O profissional em sistemas de informação situa que tecnologias para reconhecimento facial automático são investigadas há mais de 30 anos. Apesar de ser um dos problemas mais explorados em visão computacional, identificar pessoas a partir de suas faces, de forma natural e em cenários não controlados, ainda continua sendo um grande desafio.

Por isso, admite Giovani Chiachia, os sistemas mais usados atualmente são aqueles que requerem cenários controlados, em que só é possível reconhecer indivíduos mediante condições específicas de luz, distância, expressão e pose da face. Bastante utilizados no país para emissão de passaportes ou controle de acesso em empresas, estas técnicas pressupõem a colaboração por parte do indivíduo que está sendo reconhecido.
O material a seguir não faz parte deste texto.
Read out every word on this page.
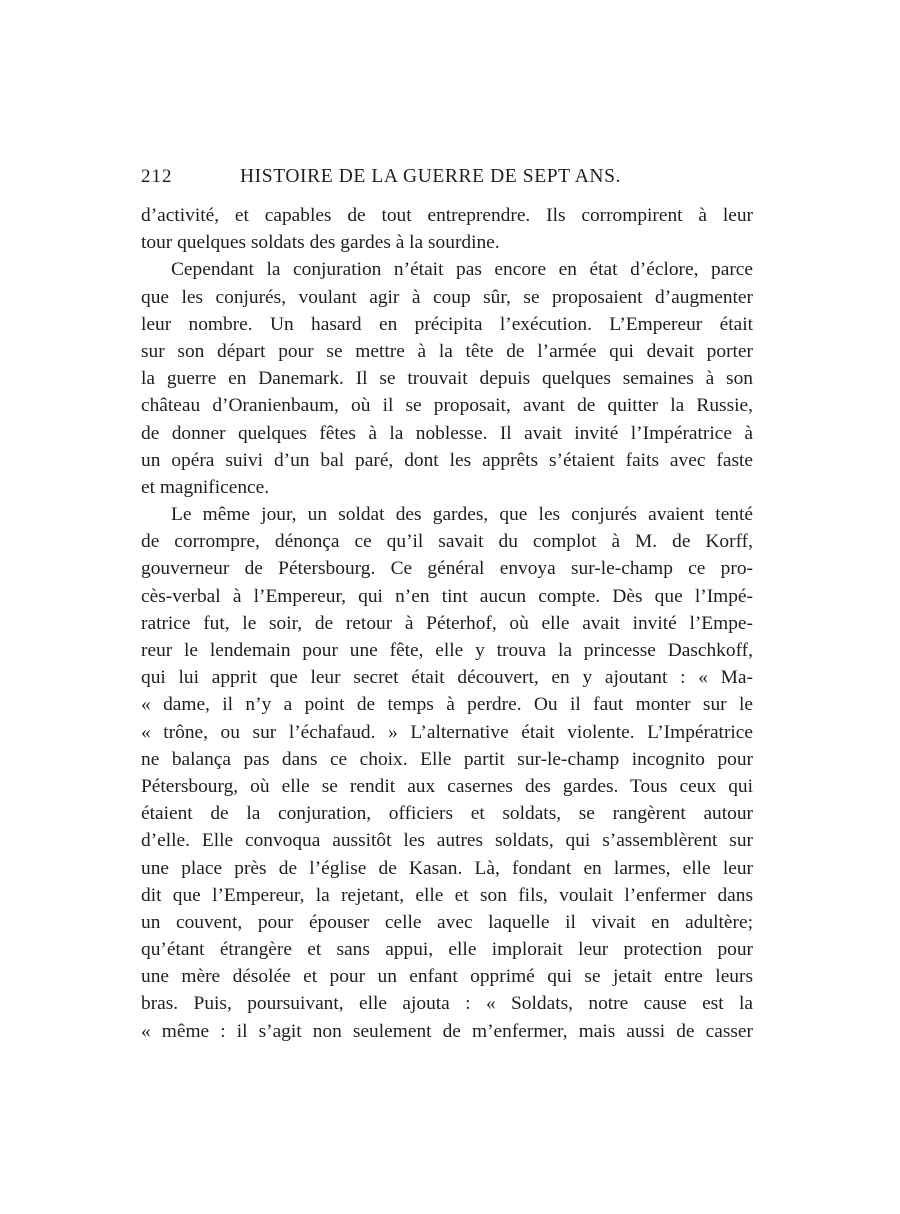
212	HISTOIRE DE LA GUERRE DE SEPT ANS.
d’activité, et capables de tout entreprendre. Ils corrompirent à leur
tour quelques soldats des gardes à la sourdine.
Cependant la conjuration n’était pas encore en état d’éclore, parce
que les conjurés, voulant agir à coup sûr, se proposaient d’augmenter
leur nombre. Un hasard en précipita l’exécution. L’Empereur était
sur son départ pour se mettre à la tête de l’armée qui devait porter
la guerre en Danemark. Il se trouvait depuis quelques semaines à son
château d’Oranienbaum, où il se proposait, avant de quitter la Russie,
de donner quelques fêtes à la noblesse. Il avait invité l’Impératrice à
un opéra suivi d’un bal paré, dont les apprêts s’étaient faits avec faste
et magnificence.
Le même jour, un soldat des gardes, que les conjurés avaient tenté
de corrompre, dénonça ce qu’il savait du complot à M. de Korff,
gouverneur de Pétersbourg. Ce général envoya sur-le-champ ce pro-
cès-verbal à l’Empereur, qui n’en tint aucun compte. Dès que l’Impé-
ratrice fut, le soir, de retour à Péterhof, où elle avait invité l’Empe-
reur le lendemain pour une fête, elle y trouva la princesse Daschkoff,
qui lui apprit que leur secret était découvert, en y ajoutant : « Ma-
« dame, il n’y a point de temps à perdre. Ou il faut monter sur le
« trône, ou sur l’échafaud. » L’alternative était violente. L’Impératrice
ne balança pas dans ce choix. Elle partit sur-le-champ incognito pour
Pétersbourg, où elle se rendit aux casernes des gardes. Tous ceux qui
étaient de la conjuration, officiers et soldats, se rangèrent autour
d’elle. Elle convoqua aussitôt les autres soldats, qui s’assemblèrent sur
une place près de l’église de Kasan. Là, fondant en larmes, elle leur
dit que l’Empereur, la rejetant, elle et son fils, voulait l’enfermer dans
un couvent, pour épouser celle avec laquelle il vivait en adultère;
qu’étant étrangère et sans appui, elle implorait leur protection pour
une mère désolée et pour un enfant opprimé qui se jetait entre leurs
bras. Puis, poursuivant, elle ajouta : « Soldats, notre cause est la
« même : il s’agit non seulement de m’enfermer, mais aussi de casser
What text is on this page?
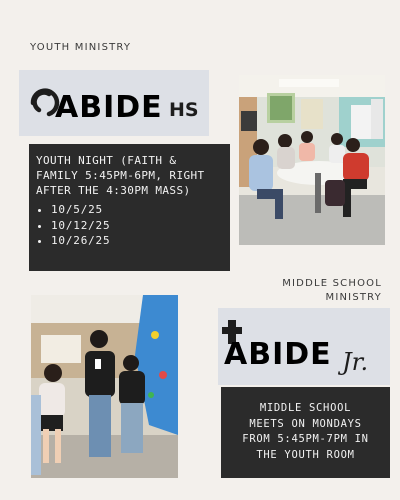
YOUTH MINISTRY
ABIDE HS
YOUTH NIGHT (FAITH & FAMILY 5:45PM-6PM, RIGHT AFTER THE 4:30PM MASS)
• 10/5/25
• 10/12/25
• 10/26/25
MIDDLE SCHOOL
MINISTRY
ABIDE Jr.
MIDDLE SCHOOL
MEETS ON MONDAYS
FROM 5:45PM-7PM IN
THE YOUTH ROOM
“A motivação para construção deste sistema foi utilizar o conceito de familiaridade que o cérebro humano emprega para o reconhecimento de faces. Pela modelagem que fizemos, inspirados neste conceito, e pelas técnicas computacionais que empregamos, o método dá conta de atuar em cenários não colaborativos, em que as pessoas são reconhecidas de forma natural, sem serem importunadas”, garante, acrescentando:

“A noção de familiaridade no reconhecimento de faces humanas pode ser traduzida da seguinte maneira: se a pessoa tem, por exemplo, um nariz um pouco diferente ou um formato de rosto peculiar - alguma característica que a distinga das demais -, o sistema vai tentar enfatizar isso através da análise de um conjunto de imagens dessa pessoa. Ele faz um mapeamento e detém estas características muito próprias do indivíduo.”

Prêmio internacional

O pesquisador do IC informa que, durante o desenvolvimento do sistema, uma das versões concebidas rendeu ao grupo da Unicamp a primeira colocação em uma competição internacional ocorrida em junho do ano passado na cidade espanhola de Madri. A disputa foi realizada como parte da 6ª Conferência Internacional em Biometria, evento organizado pelo Conselho de Biometria do Instituto de Engenheiros Eletricistas e Eletrônicos (IEEE) e pelo Comitê Técnico de Biometria da Associação Internacional de Reconhecimento de Padrões (IAPR).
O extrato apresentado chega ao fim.